FPI marah dan mengeluarkan selebaran yang menyebut Yahya pengkhianat negara sekaligus agen CIA yang menyusup ke BIN. Dia juga dituduh sebagai anggota BIN yang menjual informasi palsu ke AS. Sementara itu Polri juga membantah semua hal yang disebut WikiLeaks bahwa beberapa pejabatnya sengaja melindungi dan memelihara FPI.
Baca juga: Mulai Gilchrist Sampai WikiLeaks
Seorang perwira Polri mengatakan bahwa apa yang dilakukan Polri sehingga dianggap publik dekat dengan FPI adalah demi meminimalisasi kasus-kasus kekerasan yang berhubungan dengan FPI. “Masyarakat sudah cerdas. FPI merupakan ormas yang berkembang di masyarakat. Polri institusi negara hubungannya sebagai mitra yang sifatnya positif untuk kepentingan bangsa,” katanya.
Yahya mengakui telah memberikan jawaban atas pertanyaan pihak Kedubes AS apakah FPI ada kaitannya dengan Alqaeda. Menurutnya FPI tidak ada kaitannya dengan jaringan teroris manapun, termasuk Alqaeda.
“Mengenai istilah ‘anjing penyerang’, itu sama sekali bukan dari mulut saya,” kata Yahya. “Saya memang tidak bersepakat dengan cara dan metode kerja FPI, namun saya tidak mungkin sebodoh itu mengucapkan kalimat itu.”
Yahya yakin istilah itu adalah penafsiran orang Kedubes AS yang mendapatkan informasi tidak hanya darinya, namun juga dari orang lain.
Perkataan Yahya yang ditafsirkan orang Kedubes AS mungkin bagian “FPI aman di tangan polisi karena mereka mitra polisi.” Dan “FPI mitra polisi” terlihat dalam aksi 22 Mei 2019.

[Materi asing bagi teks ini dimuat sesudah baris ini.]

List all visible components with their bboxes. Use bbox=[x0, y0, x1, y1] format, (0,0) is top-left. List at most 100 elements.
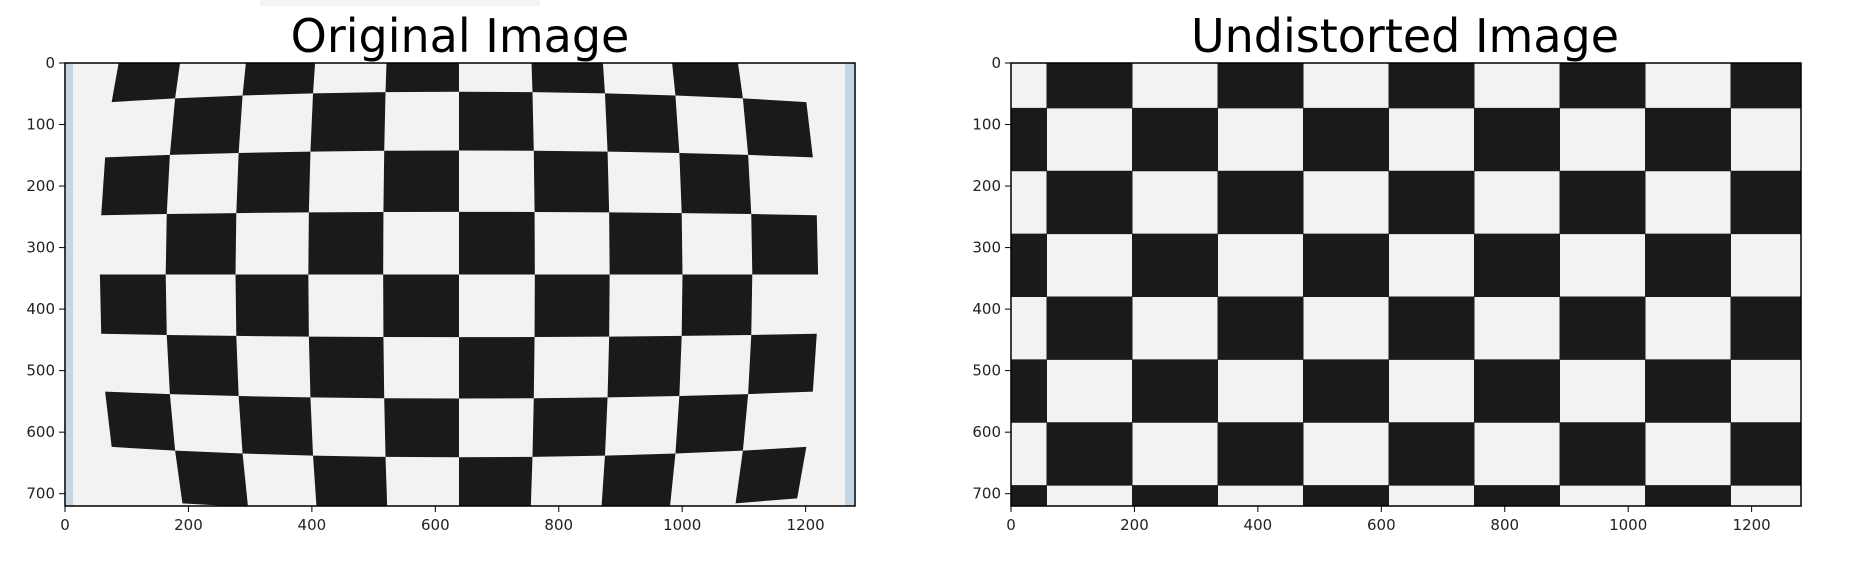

“Ini (massa) bukan dari Jakarta, bukan Petamburan. Kami juga tadi dibantu tokoh FPI dan ulama menghalau mereka,” kata Komisaris Besar Hengki Haryadi, Kapolres Metro Jakarta Barat, dikutip kompas.com. Massa itu yang diamankan berasal dari Tasikmalaya, Banten, bahkan Flores.
Namun, masyarakat tetap banyak yang tak suka FPI karena aksi-aksinya meresahkan.